Patrick Barnert: Clearly the technology. Dynatrace screened the entire market and we had the most attractive technology for recording interactions across all digital channels.
Qumram already had customers in addition to the technology, so it was able to show that the solution works in practice. Did that also play a role in the acquisition?
Absolutely. We were able to demonstrate that it is possible to scale the technology.
From your point of view, what made the sale attractive to the founders and the management?
Of course, you always ask yourself whether you don’t want to grow with the company and if the time is right for a sale. But my plan has always been to make our technology the gold standard. This was exactly the possibility was offered to us by the integration with Dynatrace. We can now evolve the technology much faster and bring our solution to the market globally, not just in one market segment but in many. So it was the right moment for a sale.
Dynatrace is largely unknown in Switzerland. How big is the company?
Dynatrace has about 1,600 employees, of which about 500 are vendors. In total, more than 5,000 customers worldwide use Dynatrace’s solutions for monitoring and optimising critical applications. For us, not only the marketing power was crucial, but also the willingness to invest in the further development of our technology. We will now be able to triple our development team in Barcelona.
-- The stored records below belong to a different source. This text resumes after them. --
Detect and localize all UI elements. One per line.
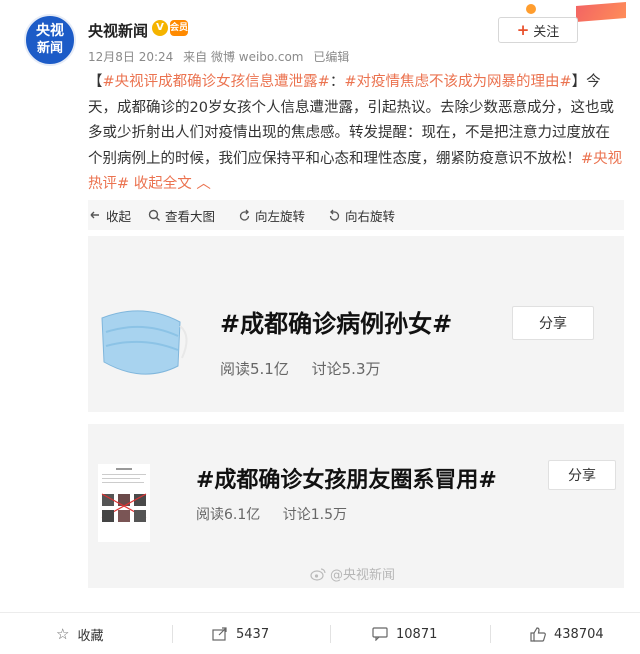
favorite-button[interactable]: ☆ 收藏 — [56, 613, 103, 654]
weibo-logo-icon — [310, 567, 326, 581]
colon: ： — [329, 74, 345, 90]
follow-button[interactable]: + 关注 — [498, 17, 578, 43]
post-source: 来自 微博 weibo.com — [183, 50, 304, 64]
vip-badge-icon: 会员 — [170, 20, 188, 36]
avatar[interactable]: 央视 新闻 — [24, 14, 76, 66]
comment-icon — [372, 627, 388, 641]
like-button[interactable]: 438704 — [530, 613, 604, 654]
topic-stats: 阅读5.1亿 讨论5.3万 — [220, 358, 399, 379]
bracket-open: 【 — [88, 74, 103, 90]
favorite-label: 收藏 — [77, 628, 104, 644]
topic-discussions: 讨论1.5万 — [282, 507, 347, 523]
topic-reads: 阅读5.1亿 — [220, 360, 289, 378]
share-button[interactable]: 分享 — [548, 460, 616, 490]
repost-icon — [212, 627, 227, 641]
rotate-left-button[interactable]: 向左旋转 — [238, 200, 305, 230]
divider — [490, 625, 491, 643]
face-mask-image — [101, 310, 188, 375]
topic-stats: 阅读6.1亿 讨论1.5万 — [196, 504, 365, 524]
hashtag-link[interactable]: #央视评成都确诊女孩信息遭泄露# — [103, 74, 330, 90]
watermark: @央视新闻 — [310, 564, 395, 583]
collapse-text-link[interactable]: 收起全文 — [134, 176, 192, 192]
rotate-right-label: 向右旋转 — [345, 208, 396, 224]
watermark-text: @央视新闻 — [330, 568, 396, 583]
view-large-label: 查看大图 — [165, 208, 216, 224]
topic-reads: 阅读6.1亿 — [196, 507, 261, 523]
action-bar: ☆ 收藏 5437 10871 438704 — [0, 612, 640, 654]
comment-count: 10871 — [396, 626, 438, 642]
repost-count: 5437 — [236, 626, 270, 642]
post-header: 央视 新闻 央视新闻 V 会员 12月8日 20:24 来自 微博 weibo.… — [0, 0, 640, 70]
topic-discussions: 讨论5.3万 — [311, 360, 381, 378]
topic-title[interactable]: #成都确诊病例孙女# — [220, 304, 452, 339]
share-button[interactable]: 分享 — [512, 306, 594, 340]
rotate-right-icon — [329, 209, 340, 221]
search-icon — [148, 209, 160, 221]
post-date[interactable]: 12月8日 20:24 — [88, 50, 173, 64]
rotate-left-icon — [239, 209, 250, 221]
view-large-button[interactable]: 查看大图 — [148, 200, 215, 230]
rotate-right-button[interactable]: 向右旋转 — [328, 200, 395, 230]
topic-card[interactable]: #成都确诊病例孙女# 阅读5.1亿 讨论5.3万 分享 — [88, 236, 624, 412]
follow-label: 关注 — [533, 24, 560, 40]
comment-button[interactable]: 10871 — [372, 613, 437, 654]
collapse-icon — [90, 211, 99, 219]
avatar-text-2: 新闻 — [36, 41, 63, 56]
divider — [330, 625, 331, 643]
star-icon: ☆ — [56, 625, 70, 643]
collapse-image-button[interactable]: 收起 — [88, 200, 131, 230]
verified-icon: V — [152, 20, 168, 36]
divider — [172, 625, 173, 643]
repost-button[interactable]: 5437 — [212, 613, 269, 654]
topic-title[interactable]: #成都确诊女孩朋友圈系冒用# — [196, 462, 497, 494]
thumbs-up-icon — [530, 626, 546, 642]
bracket-close: 】 — [571, 74, 587, 90]
post-meta: 12月8日 20:24 来自 微博 weibo.com 已编辑 — [88, 48, 355, 65]
edited-label[interactable]: 已编辑 — [313, 50, 349, 64]
image-toolbar: 收起 查看大图 向左旋转 向右旋转 — [88, 200, 624, 230]
like-count: 438704 — [554, 626, 604, 642]
avatar-text-1: 央视 — [36, 23, 64, 39]
chevron-up-icon[interactable]: ︿ — [196, 176, 211, 192]
plus-icon: + — [516, 20, 530, 39]
screenshot-thumbnail — [98, 464, 150, 542]
author-name[interactable]: 央视新闻 — [88, 20, 148, 41]
collapse-label: 收起 — [106, 208, 132, 224]
post-text: 【#央视评成都确诊女孩信息遭泄露#：#对疫情焦虑不该成为网暴的理由#】今天，成都… — [88, 70, 624, 198]
hashtag-link[interactable]: #对疫情焦虑不该成为网暴的理由# — [344, 74, 571, 90]
rotate-left-label: 向左旋转 — [255, 208, 306, 224]
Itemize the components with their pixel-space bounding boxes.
Will activities continue in Switzerland?
Yes, at the moment everything goes on as usual. But we have not thought much about the long-term structure. Interestingly, Dynatrace already has an office in Zurich, just a few blocks from Qumram. And a large part of the development takes place in Linz, Austria.
How did the take-over come about? Was Dynatrace specifically looking for candidates for an acquisition?
No. Dynatrace came to us because our technology complements its products. Then it was first about building a partnership. However, both sides came to the realisation that we not only complement each other technologically, but we also work very well together.
Last question, numbers have not been communicated. How happy are Qumram’s investors?
The investors are happy. And as is usually the case with take-overs of start-ups, those investors who came on board early are particularly happy.